Justine Kerri Fanarof, JD, MPH, E-RYT 500 has been teaching yoga and meditation since 2004. Justine has extensive experience teaching a range of students and excels at creating a warm and welcoming yoga practice and learning environment where each student is met with care and attention. She leads private and group yoga in Houston, TX and retreats around the world.

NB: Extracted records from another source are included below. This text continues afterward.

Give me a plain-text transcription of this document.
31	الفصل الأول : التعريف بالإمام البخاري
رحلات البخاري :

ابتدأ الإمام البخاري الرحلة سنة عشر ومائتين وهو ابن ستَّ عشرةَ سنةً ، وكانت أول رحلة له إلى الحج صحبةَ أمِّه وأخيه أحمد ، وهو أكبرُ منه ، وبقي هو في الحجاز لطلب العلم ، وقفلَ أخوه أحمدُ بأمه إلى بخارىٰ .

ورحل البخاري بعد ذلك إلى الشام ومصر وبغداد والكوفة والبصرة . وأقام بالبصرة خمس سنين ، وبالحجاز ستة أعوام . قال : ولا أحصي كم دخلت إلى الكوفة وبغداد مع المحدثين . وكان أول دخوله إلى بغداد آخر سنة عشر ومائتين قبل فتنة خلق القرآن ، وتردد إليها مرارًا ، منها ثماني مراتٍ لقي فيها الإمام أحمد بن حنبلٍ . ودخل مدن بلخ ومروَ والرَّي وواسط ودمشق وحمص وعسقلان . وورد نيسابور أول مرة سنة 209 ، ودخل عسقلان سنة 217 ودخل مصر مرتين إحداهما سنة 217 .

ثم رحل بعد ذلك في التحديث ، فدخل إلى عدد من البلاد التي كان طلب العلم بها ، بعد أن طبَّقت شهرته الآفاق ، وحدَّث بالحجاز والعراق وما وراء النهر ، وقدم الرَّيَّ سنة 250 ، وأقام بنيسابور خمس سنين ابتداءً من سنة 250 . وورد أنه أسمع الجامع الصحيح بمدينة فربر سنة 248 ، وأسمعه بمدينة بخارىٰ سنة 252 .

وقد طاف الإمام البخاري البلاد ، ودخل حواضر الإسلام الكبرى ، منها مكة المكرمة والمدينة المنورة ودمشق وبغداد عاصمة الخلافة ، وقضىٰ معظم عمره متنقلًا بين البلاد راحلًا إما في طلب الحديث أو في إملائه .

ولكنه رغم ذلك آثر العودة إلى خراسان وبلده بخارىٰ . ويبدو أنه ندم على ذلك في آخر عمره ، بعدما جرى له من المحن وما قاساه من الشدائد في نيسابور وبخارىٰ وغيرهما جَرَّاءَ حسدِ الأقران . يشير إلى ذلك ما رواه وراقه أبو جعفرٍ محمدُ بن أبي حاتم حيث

Justine’s classes are recognized and appreciated for their strong, slow, and steady approach. She balances intensity with ease and approaches the physical form with an eye towards care and energetic nourishment.

Justine practices and teaches using ancient and contemporary philosophical texts, mantra, chanting and kirtan in the bhakti/devotional traditions, humor (a joke a day keeps the prana at play), meditation and sacred pause, music (sweet music), yoga nidra and purposeful presence.

In 2004 Justine completed both a yearlong teacher-training course with Robert Boustany and Forrest Yoga Teacher Training. Her initial yoga studies began with Heather Onori at the Forrest Yoga Circle on 16th and Montana St. in Santa Monica, CA. She has additional and ongoing training with beloved teachers including Angela Farmer, Ana Forrest, Kamini Desai, Stephanie Snyder, Maricarmen Wilson, Michael Stone, Ian Bocio and Krishna Das.